Of businesses with 10 or more employees:

▪️ 12% experienced global supply chain disruption in Jan 2023
▪️ 24% said their employees’ hourly wages had increased in Jan 2023
▪️ 27% experienced worker shortages in late Feb 2023.

— Office for National Statistics (ONS) (@ONS) March 9, 2023

Many houses are being sold under the asking price, the Royal Institution of Chartered Surveyors (RICS) reports.

RICS’ monthly survey has found that in “the mainstream market”, covering prices up to £500k, around 60% of respondents suggested that prices were being agreed at below the asking price.

But, sellers of more expensive houses are more likely to accept a ‘discount’. For properties priced between £500k and £1m, the share jumped to just over 70%.

NEGOTIATE…NEGOTIATE…NEGOTIATE “In the mainstream housing mkt (for prices up to £500,000), about 60% of surveyors said that prices were being agreed at below the asking price. For properties priced between £500,000 & £1m, the share inc to just over 70%”
https://t.co/KpHsoe4tJC

— Emma Fildes (@emmafildes) March 9, 2023

MPs seek protection for investors tricked by greenwashing claims

MPs are urging the financial regulator to protect investors who fall victim to ‘greenwashing’ claims.

The Treasury committee is concerned that investors who are tricked by rogue claims should not have to pay to move investments to funds which are properly labelled as ‘sustainable’.

The Financial Conduct Authority (FCA) is looking to introduce criteria that a UK investment fund would need to meet to describe itself as ‘sustainable’, ‘ESG’, ‘green’ or similar.

The Treasury Committee is concerned that the regulator will not seek redress for customers who have been sold misleading investments, and might choose to move to actual ‘green’ funds. Such a move could incur charges.
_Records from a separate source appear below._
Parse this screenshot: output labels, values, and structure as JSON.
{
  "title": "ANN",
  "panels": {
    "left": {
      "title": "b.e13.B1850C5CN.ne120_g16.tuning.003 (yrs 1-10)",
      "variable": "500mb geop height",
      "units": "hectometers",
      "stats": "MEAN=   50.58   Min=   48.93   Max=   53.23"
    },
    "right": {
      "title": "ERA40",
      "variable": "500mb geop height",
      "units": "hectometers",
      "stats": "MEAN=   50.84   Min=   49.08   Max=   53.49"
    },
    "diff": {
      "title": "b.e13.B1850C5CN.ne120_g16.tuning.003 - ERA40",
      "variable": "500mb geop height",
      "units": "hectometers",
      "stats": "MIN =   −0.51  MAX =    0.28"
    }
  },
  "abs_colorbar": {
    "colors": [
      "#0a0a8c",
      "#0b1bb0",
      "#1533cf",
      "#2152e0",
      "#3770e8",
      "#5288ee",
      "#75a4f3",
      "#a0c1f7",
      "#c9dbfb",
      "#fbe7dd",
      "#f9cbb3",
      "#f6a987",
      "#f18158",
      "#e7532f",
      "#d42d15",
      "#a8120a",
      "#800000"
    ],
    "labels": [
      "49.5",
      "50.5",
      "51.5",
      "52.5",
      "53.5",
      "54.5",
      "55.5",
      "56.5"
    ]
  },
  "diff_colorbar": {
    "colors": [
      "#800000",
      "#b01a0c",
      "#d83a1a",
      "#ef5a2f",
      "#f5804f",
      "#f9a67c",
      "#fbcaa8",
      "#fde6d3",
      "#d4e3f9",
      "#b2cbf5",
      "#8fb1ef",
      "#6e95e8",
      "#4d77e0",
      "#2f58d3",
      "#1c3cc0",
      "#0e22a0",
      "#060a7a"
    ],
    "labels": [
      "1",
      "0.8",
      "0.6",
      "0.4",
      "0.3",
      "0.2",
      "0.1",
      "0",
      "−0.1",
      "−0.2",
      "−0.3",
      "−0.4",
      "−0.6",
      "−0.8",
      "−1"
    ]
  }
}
Following correspondence with the FCA, Harriett Baldwin MP, chair of the Treasury committee, says investors who are tricked by greenwashing claims should not foot the bill for moving their money to actually sustainably funds.

Baldwin explains:

Consumers who invested in funds believing they were doing their bit to save the planet must not be made to bear the cost of moving if they find out their fund isn’t so green after all.
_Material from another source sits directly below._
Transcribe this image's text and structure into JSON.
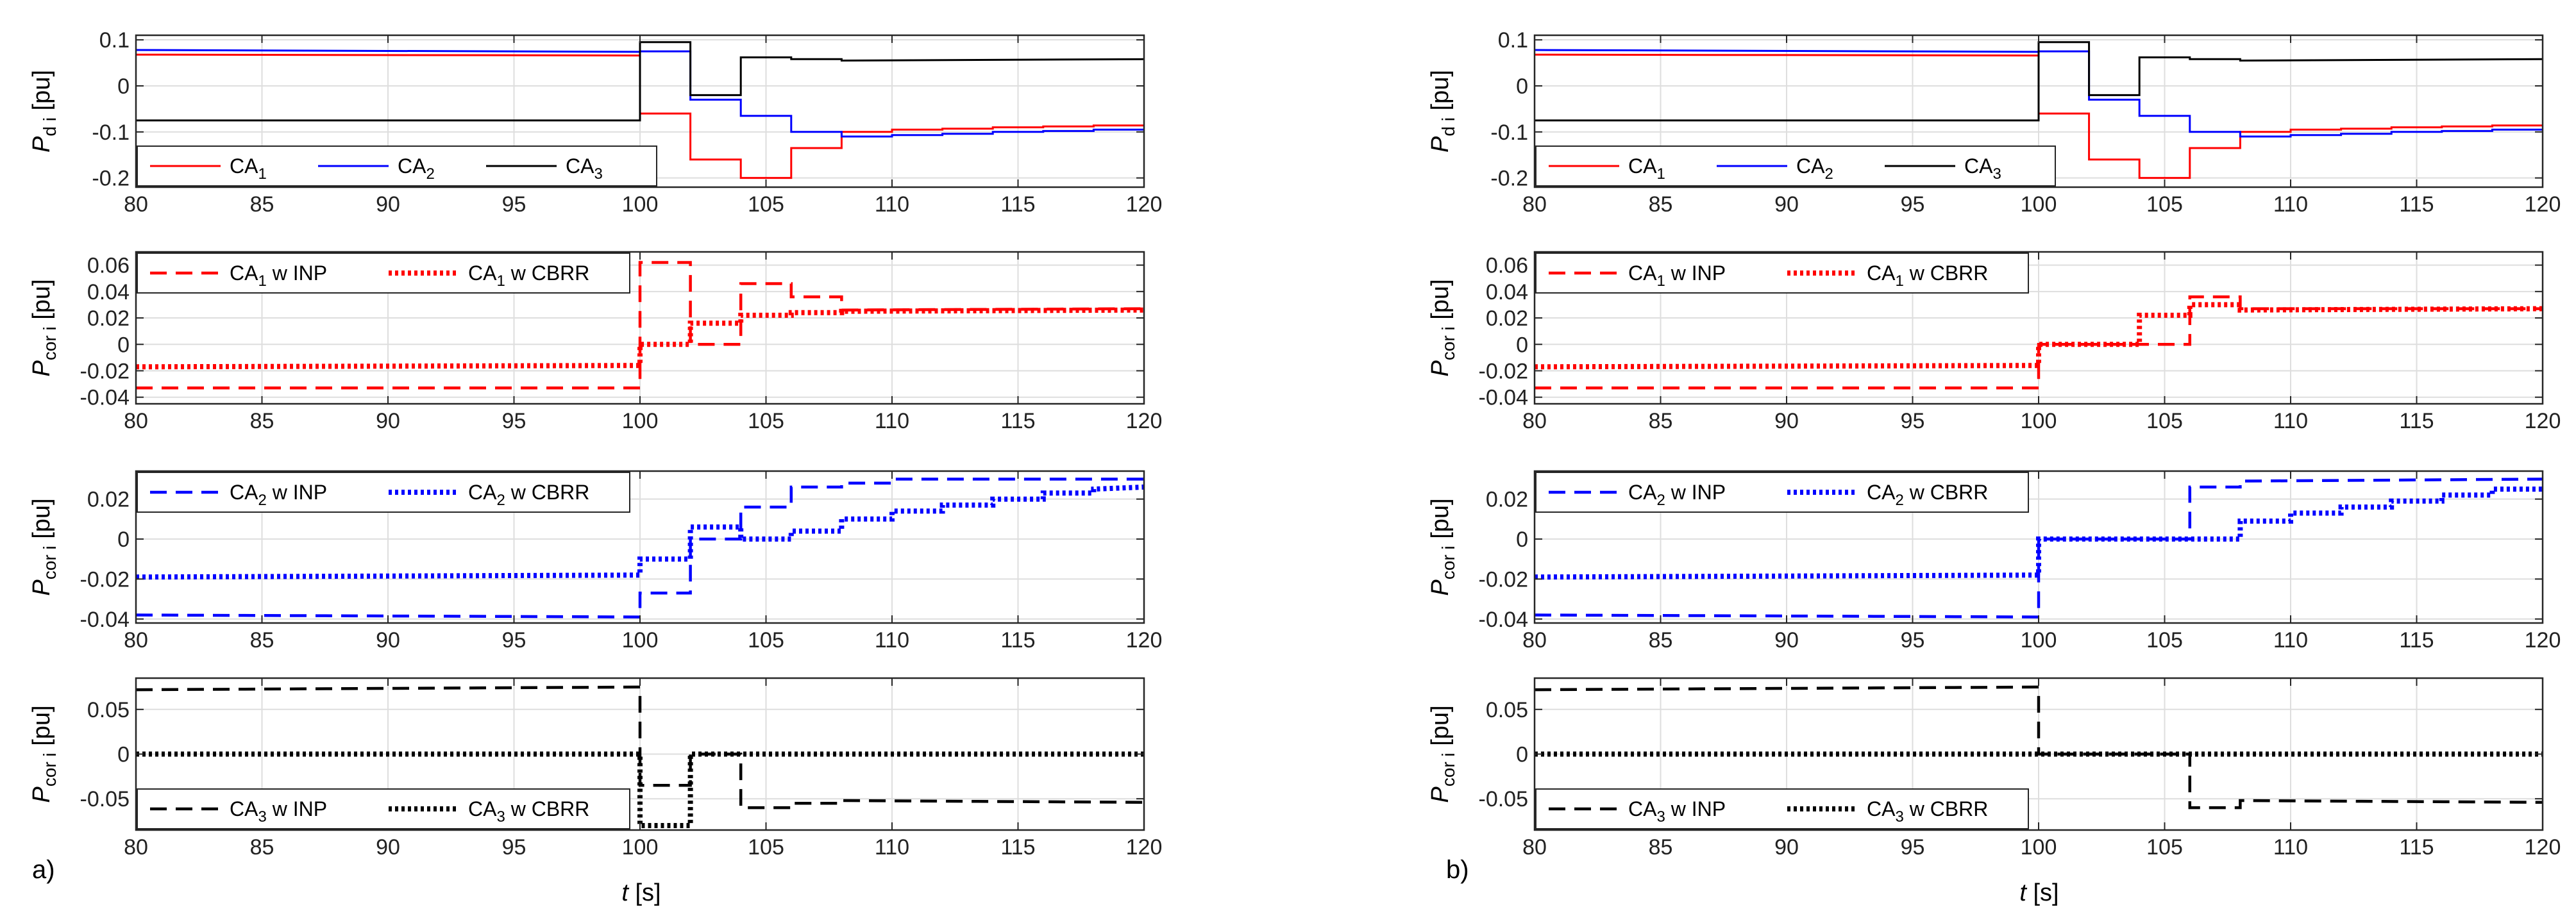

Without a comprehensive cost-benefit analysis, the regulator’s proposals are lop-sided. Further work on what the costs are going to be, who will pay, and how the regulator will enforce the rules is clearly necessary.
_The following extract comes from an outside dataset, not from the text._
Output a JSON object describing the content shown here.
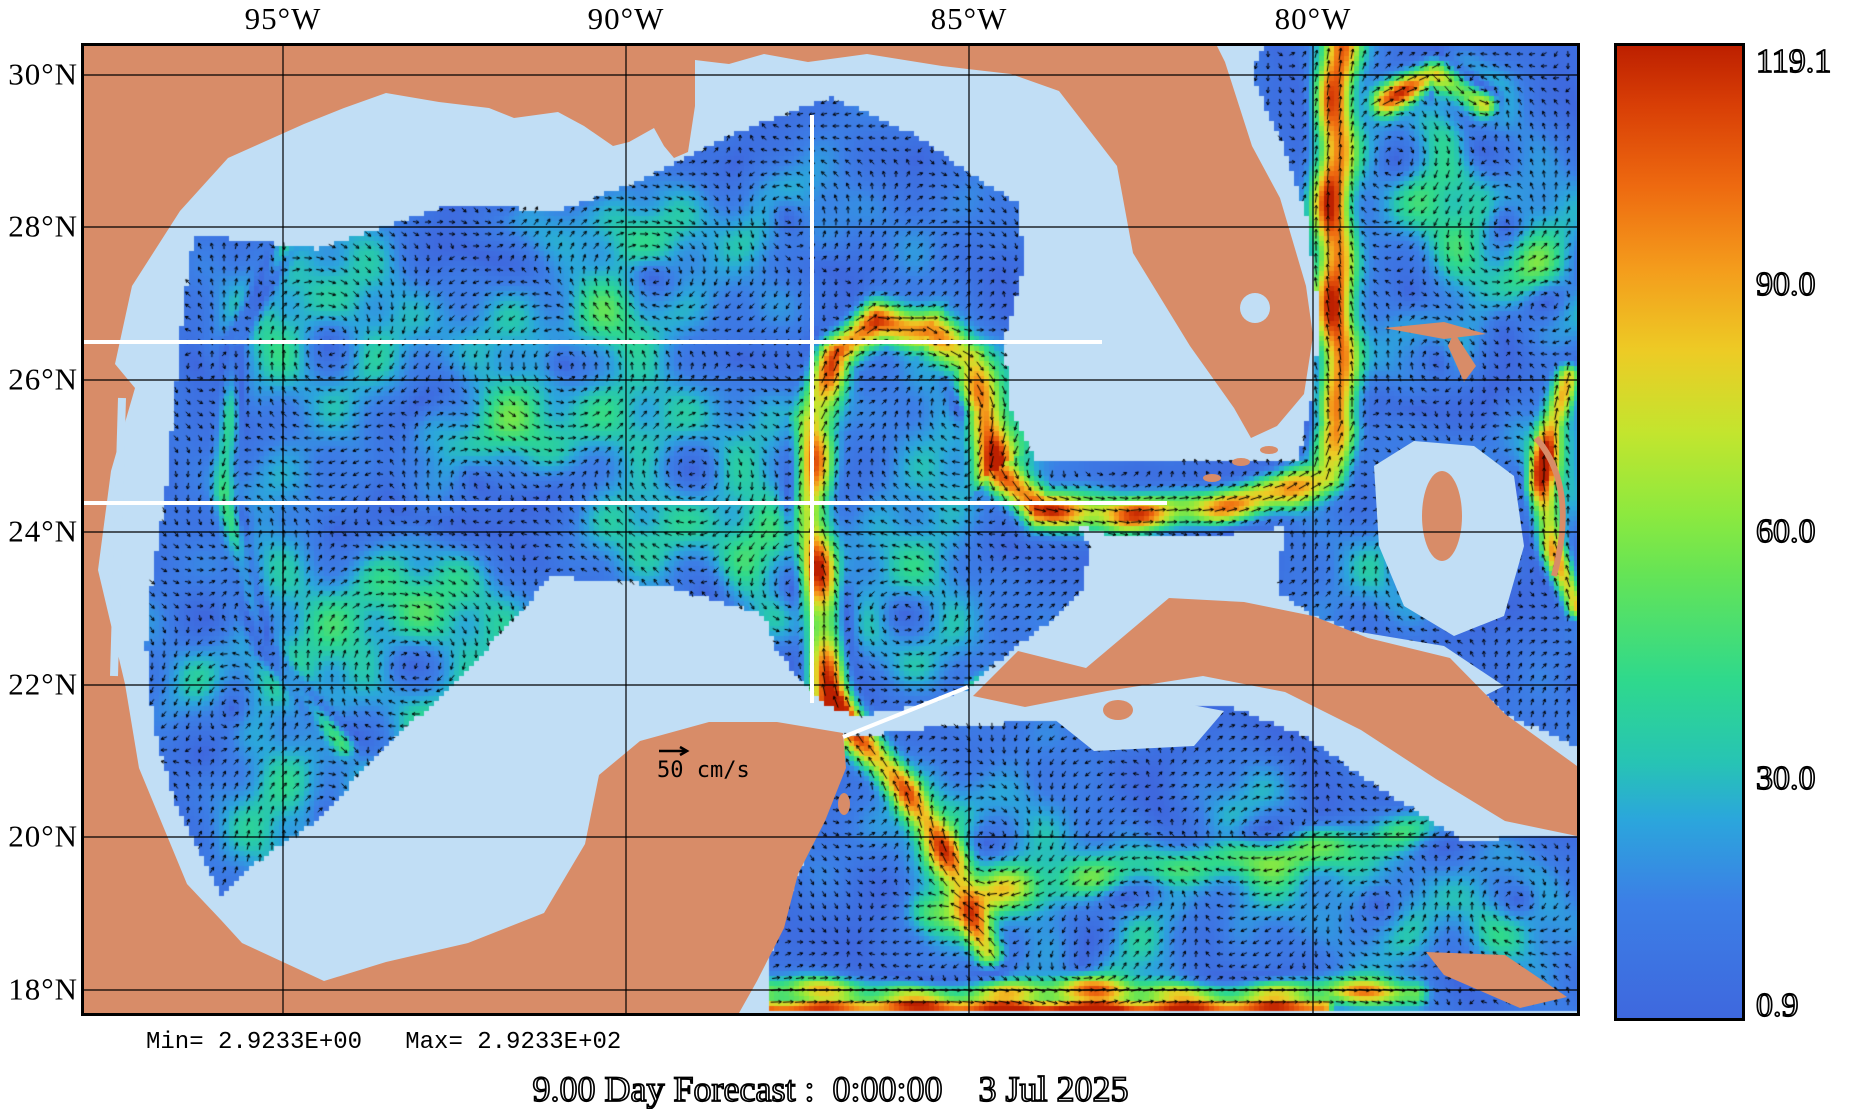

In recent correspondence to the committee, the FCA assumed that one third of funds currently claiming to be sustainable would no longer qualify for a sustainable label, and another third would decide not to use the label, the committee says.

The UK housing market is not about to fall off a cliff, predicts Tom Bill, head of UK residential research at Knight Frank, despite the pressure on prices revealed by RICS today.

Bill predicts prices will only drop by ‘a few percent’ this year:

The further we get from the mini-Budget, the more things improve in the UK housing market. Asking prices will continue to come under pressure as buyers recalculate what they can afford but the market is not about to go over a cliff.

The weak start to the year for mortgage approvals means bigger lenders will be focussed on market share, which will keep downwards pressure on rates but the key for buyers is the overall sense of stability rather than movements in borrowing costs that are likely to be small. Transaction levels will come down from the heights seen during the pandemic and we expect prices to fall by a few percent but the evidence is that 2023 will be a solid year for the housing market.